Dramatic reopening in China
The sheer scale of the Chinese market and its vast population means investors in mainland China and the broader region must heed the residual impacts of lockdowns and any spread of COVID-19 post-lockdown. In our view, the re-opening of China and Hong Kong has created clear winners and losers which, as active investors, we need to build into our convictions to take advantage of fresh opportunities, but also negate some new unforeseen risks.
A specific two-sided example of the business impact is Want Want China, one of China’s largest rice cracker, snack food and dairy-based beverage producers. Want Want told us they suffered sporadic supply chain disruptions throughout 2022, with lockdowns at or near their production facilities culminating in a weeks-long complete production shutdown. Since reopening in January 2023, even with extra shifts employed, Want Want were still unable to fill orders for the peak Chinese New Year season, when rice cracker sales are around a quarter of total annual volumes.

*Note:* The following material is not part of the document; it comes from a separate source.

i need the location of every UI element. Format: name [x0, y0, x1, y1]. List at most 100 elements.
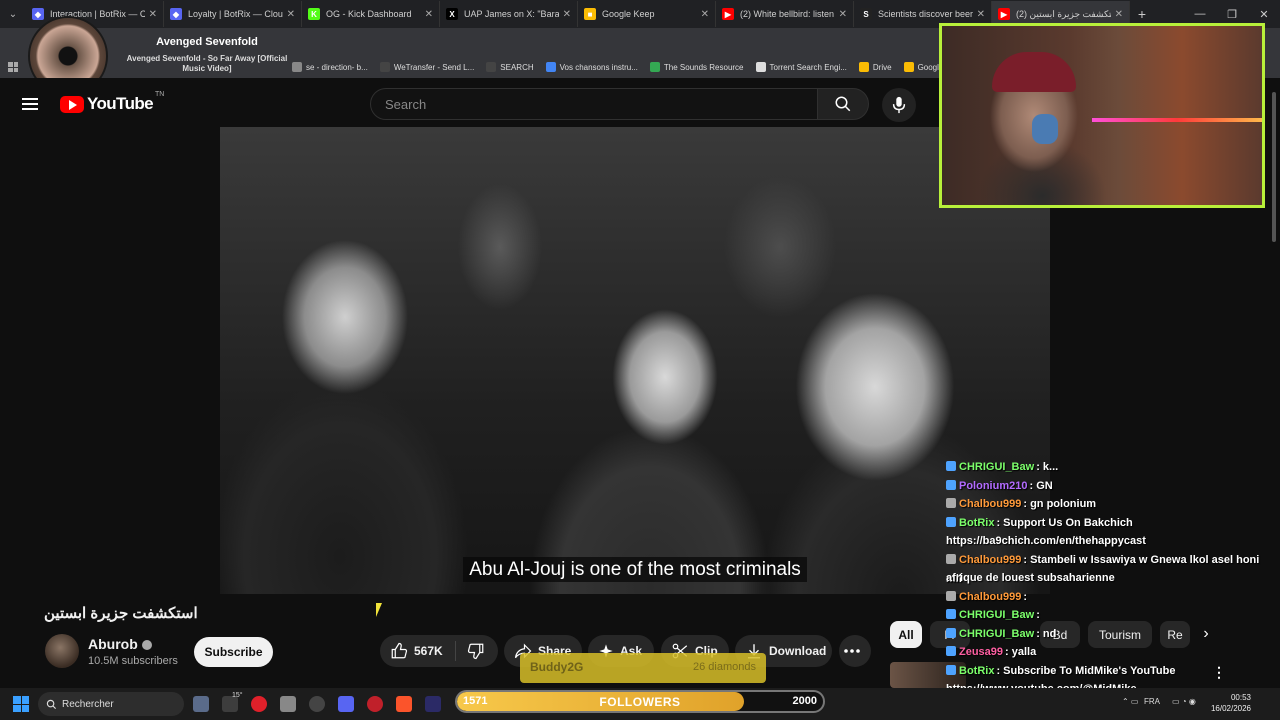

Conversely, according to the quarterly report of China Resources Sanjiu Medical & Pharmaceutical, a listed healthcare company which is the largest over-the-counter drugs brand in China, organic sales growth during 2023Q1 exceeded 20% YoY driven by demand for its cold and flu medicine. This momentum continued into Q2 as non-COVID flu outbreaks continued to spread across the population with weakened immunity after years of mask-wearing.
While Asia’s high overall economic growth rate and rising consumer market trends may offer plenty of longer-term opportunities for investors, our recent trip once again highlights the importance of taking an active approach to investing in the region. Asia’s different markets remain highly dynamic with numerous different economic and profit drivers. We retain the view that a bottom-up, fundamental approach to company analysis and active stock-picking works best in Asia.
* As measured by Return on Invested Capital
*** Taiwan has the world’s second highest number of convenience stores per person, after South Korea, according to the Taiwanese Ministry of Economic Affairs’ statistics department.